Brown made his first appearance at TD Garden as a head coach Wednesday, leading the Philadelphia 76ers to a 95-94 victory over the Boston Celtics. Standing in the bowels of a building he visited numerous times in the last dozen years as a Spurs assistant, right next to the site of the old Boston Garden where he watched games as a kid, was more than a dream come true.
Dreams are something a person has and holds onto. Brown never considered the possibility at all.
“For so long, you’re just happy to coach basketball,” Brown said. “I’ve coached all levels, in different countries, in the Olympic games, in the NBA, been a part of some Finals. Now, to come in here and be responsible for an NBA team, especially one as storied as the Philadelphia 76ers … to think at one point you were going to be here, it never crossed my mind.”
Few coaches have been so influential for so long with so little recognition as Brown. After playing for Rick Pitino at Boston University, Brown coached in Australia for 15 years, eventually heading the Australian national team. He joined Gregg Popovich’s staff in San Antonio in 2002, helping the Spurs reach five NBA Finals and win four championships.
Brown’s life was secure and stable, he said. He took pride in not being a “gypsy” coach. The length of time he spent in Australia and with the Spurs was evidence Brown did not approach change lightly. But when the Sixers job opened up, giving him a chance to coach in the historic rivalry he grew up watching — albeit on the other side — he finally left the comfort of southern Texas.

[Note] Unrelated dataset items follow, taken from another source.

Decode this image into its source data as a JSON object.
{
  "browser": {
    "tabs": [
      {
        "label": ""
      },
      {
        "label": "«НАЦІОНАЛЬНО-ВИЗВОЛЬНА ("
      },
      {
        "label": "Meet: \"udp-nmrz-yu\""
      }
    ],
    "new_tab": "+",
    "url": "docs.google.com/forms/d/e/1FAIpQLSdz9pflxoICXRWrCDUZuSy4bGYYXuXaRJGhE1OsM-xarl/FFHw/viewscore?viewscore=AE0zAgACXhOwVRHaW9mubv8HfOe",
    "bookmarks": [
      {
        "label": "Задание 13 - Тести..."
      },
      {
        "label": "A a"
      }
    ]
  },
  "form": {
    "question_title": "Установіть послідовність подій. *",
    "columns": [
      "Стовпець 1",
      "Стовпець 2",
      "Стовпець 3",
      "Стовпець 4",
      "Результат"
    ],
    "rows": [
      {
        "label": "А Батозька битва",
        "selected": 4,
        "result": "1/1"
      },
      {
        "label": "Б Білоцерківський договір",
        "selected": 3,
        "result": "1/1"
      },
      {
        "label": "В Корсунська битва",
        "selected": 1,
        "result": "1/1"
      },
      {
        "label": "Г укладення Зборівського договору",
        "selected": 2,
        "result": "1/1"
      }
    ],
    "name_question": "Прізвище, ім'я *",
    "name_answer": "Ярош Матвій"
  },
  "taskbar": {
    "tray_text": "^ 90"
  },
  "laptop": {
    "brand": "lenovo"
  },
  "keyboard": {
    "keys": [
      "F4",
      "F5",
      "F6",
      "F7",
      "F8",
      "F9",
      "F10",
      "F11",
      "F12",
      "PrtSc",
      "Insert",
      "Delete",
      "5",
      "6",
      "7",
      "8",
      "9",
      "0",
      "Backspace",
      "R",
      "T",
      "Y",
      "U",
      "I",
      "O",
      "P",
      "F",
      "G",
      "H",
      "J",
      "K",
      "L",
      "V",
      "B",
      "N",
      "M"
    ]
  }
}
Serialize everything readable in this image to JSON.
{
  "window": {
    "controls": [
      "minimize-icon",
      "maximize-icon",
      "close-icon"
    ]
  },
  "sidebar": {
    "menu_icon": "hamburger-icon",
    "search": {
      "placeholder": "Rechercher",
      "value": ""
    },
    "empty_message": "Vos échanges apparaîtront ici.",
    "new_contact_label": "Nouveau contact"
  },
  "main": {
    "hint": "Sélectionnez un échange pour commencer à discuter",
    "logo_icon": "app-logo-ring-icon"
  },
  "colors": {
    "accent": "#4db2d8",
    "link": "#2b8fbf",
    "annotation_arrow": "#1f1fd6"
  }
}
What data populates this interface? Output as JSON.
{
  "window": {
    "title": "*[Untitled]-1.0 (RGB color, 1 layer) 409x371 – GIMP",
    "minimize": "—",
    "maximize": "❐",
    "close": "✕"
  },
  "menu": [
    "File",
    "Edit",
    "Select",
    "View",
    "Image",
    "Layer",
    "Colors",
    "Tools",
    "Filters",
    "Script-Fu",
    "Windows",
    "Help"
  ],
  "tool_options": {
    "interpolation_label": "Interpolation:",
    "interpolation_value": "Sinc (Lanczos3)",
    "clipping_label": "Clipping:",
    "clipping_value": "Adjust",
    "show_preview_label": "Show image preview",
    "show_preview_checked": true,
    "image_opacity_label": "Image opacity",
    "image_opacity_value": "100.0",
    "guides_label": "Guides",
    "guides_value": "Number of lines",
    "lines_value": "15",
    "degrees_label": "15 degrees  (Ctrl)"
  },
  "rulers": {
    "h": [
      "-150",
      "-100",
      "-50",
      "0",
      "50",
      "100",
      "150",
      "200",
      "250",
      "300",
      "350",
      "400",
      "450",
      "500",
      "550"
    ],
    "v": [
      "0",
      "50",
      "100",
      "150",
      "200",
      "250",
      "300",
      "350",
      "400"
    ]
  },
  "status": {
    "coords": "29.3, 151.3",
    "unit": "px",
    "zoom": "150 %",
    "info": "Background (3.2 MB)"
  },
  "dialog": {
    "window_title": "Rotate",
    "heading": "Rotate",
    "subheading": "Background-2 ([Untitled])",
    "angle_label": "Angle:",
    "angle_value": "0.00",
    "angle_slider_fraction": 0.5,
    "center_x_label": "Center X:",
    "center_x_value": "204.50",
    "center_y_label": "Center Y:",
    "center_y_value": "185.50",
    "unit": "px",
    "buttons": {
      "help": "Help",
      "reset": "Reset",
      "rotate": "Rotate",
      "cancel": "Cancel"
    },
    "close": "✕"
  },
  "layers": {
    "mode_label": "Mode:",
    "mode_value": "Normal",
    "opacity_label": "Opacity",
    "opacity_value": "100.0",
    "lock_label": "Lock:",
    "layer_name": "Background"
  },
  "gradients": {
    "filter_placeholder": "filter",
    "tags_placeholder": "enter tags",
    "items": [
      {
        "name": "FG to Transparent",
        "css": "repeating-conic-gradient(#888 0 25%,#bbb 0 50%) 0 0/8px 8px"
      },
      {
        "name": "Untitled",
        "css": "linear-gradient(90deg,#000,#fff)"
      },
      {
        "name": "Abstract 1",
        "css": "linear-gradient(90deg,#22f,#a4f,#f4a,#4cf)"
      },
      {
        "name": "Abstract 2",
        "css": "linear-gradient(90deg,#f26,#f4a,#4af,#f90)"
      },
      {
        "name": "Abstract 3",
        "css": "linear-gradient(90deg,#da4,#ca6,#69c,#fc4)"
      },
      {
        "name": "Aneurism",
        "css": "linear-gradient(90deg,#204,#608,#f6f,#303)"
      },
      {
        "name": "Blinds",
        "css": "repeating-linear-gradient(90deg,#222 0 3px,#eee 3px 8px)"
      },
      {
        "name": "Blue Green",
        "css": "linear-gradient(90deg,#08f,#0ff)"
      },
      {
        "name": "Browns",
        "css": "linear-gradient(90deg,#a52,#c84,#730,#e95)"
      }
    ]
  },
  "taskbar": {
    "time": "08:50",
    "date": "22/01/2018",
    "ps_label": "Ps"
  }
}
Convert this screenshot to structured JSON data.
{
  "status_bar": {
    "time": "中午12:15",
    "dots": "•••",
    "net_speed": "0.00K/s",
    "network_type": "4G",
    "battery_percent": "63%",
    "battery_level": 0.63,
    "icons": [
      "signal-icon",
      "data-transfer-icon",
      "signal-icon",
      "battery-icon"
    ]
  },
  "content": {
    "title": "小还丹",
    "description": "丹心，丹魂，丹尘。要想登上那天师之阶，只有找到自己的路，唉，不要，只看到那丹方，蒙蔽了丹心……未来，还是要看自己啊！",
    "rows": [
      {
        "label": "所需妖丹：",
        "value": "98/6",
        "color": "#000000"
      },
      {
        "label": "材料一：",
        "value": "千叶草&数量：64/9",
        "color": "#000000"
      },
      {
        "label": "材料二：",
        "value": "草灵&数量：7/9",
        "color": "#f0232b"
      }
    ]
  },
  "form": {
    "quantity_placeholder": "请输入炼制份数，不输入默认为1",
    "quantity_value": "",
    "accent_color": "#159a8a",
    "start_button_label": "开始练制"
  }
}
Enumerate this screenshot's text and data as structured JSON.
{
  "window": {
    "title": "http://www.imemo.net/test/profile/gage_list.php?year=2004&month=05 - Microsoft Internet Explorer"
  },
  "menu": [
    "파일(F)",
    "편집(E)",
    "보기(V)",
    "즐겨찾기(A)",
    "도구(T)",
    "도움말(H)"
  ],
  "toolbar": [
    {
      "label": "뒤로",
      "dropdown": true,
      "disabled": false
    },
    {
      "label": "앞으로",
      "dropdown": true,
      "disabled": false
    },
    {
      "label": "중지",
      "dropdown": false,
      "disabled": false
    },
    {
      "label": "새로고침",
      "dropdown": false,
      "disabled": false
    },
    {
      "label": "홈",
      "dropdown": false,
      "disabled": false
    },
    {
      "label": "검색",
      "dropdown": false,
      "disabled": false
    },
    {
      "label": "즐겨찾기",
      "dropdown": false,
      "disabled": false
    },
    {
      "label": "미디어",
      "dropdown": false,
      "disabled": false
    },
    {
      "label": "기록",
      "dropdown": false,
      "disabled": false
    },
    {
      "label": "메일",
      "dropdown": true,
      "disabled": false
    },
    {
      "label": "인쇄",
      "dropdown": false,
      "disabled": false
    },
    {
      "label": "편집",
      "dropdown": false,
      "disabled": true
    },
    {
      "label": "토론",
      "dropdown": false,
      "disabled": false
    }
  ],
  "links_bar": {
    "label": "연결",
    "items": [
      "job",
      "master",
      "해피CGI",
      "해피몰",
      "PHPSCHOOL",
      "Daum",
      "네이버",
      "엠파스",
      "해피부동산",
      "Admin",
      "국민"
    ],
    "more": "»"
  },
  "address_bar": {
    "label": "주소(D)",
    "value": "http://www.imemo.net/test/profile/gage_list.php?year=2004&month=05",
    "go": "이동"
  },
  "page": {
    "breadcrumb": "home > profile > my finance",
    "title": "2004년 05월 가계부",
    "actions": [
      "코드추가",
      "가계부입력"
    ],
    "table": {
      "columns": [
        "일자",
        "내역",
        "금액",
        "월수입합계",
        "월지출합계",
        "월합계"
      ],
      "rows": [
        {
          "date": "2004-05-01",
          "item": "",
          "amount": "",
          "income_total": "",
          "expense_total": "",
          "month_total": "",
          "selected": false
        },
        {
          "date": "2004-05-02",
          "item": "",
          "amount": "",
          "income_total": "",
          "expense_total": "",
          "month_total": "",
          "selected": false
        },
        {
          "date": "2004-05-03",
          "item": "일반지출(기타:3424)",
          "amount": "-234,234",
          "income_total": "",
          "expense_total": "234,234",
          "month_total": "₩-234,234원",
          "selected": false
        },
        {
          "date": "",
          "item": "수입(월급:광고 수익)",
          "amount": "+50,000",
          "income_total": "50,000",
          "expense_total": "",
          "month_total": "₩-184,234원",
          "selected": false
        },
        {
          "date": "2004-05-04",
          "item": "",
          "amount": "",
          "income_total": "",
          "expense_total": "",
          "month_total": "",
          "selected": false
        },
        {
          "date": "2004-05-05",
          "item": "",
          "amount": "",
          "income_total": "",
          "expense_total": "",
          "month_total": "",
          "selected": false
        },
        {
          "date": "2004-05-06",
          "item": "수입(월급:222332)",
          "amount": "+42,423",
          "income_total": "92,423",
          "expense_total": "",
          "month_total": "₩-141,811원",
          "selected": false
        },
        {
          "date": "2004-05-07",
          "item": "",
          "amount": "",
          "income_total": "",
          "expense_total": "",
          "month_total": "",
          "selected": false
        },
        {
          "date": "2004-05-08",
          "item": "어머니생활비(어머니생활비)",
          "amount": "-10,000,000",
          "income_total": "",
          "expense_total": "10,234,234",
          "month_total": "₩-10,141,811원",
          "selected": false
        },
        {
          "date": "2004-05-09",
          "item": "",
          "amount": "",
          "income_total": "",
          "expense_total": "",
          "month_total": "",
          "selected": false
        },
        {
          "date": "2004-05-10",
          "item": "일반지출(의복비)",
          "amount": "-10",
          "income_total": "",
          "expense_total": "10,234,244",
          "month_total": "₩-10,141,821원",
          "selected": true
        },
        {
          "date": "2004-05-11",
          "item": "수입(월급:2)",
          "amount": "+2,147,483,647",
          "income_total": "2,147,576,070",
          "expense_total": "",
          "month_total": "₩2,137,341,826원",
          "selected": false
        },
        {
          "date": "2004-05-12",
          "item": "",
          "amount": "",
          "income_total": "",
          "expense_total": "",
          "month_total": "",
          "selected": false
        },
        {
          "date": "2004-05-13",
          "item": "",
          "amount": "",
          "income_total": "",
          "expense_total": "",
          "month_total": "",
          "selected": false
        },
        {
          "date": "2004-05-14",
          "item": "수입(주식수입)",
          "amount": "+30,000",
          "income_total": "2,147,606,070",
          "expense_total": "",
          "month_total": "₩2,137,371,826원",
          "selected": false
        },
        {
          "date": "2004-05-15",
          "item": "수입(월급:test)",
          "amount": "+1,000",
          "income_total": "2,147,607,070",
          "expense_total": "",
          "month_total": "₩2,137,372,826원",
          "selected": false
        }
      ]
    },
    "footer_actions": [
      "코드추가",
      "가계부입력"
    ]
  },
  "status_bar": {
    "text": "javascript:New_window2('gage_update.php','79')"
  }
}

Now, he’s in Philadelphia, a blue-collar city he finds to be a lot like Boston in many ways. In a dozen or so years, he might find himself telling his players to take a “wooder” break and discover he’s added a South Philly inflection to his trademark “Bos-tralian.” At this point, what’s another regional lilt on top of all the ones he already has?
“In 12 years with the Spurs and Pop, they weren’t sure what my accent was,” Brown said. “When you live in a place that long, I suppose you get absorbed with a little bit of the twang.”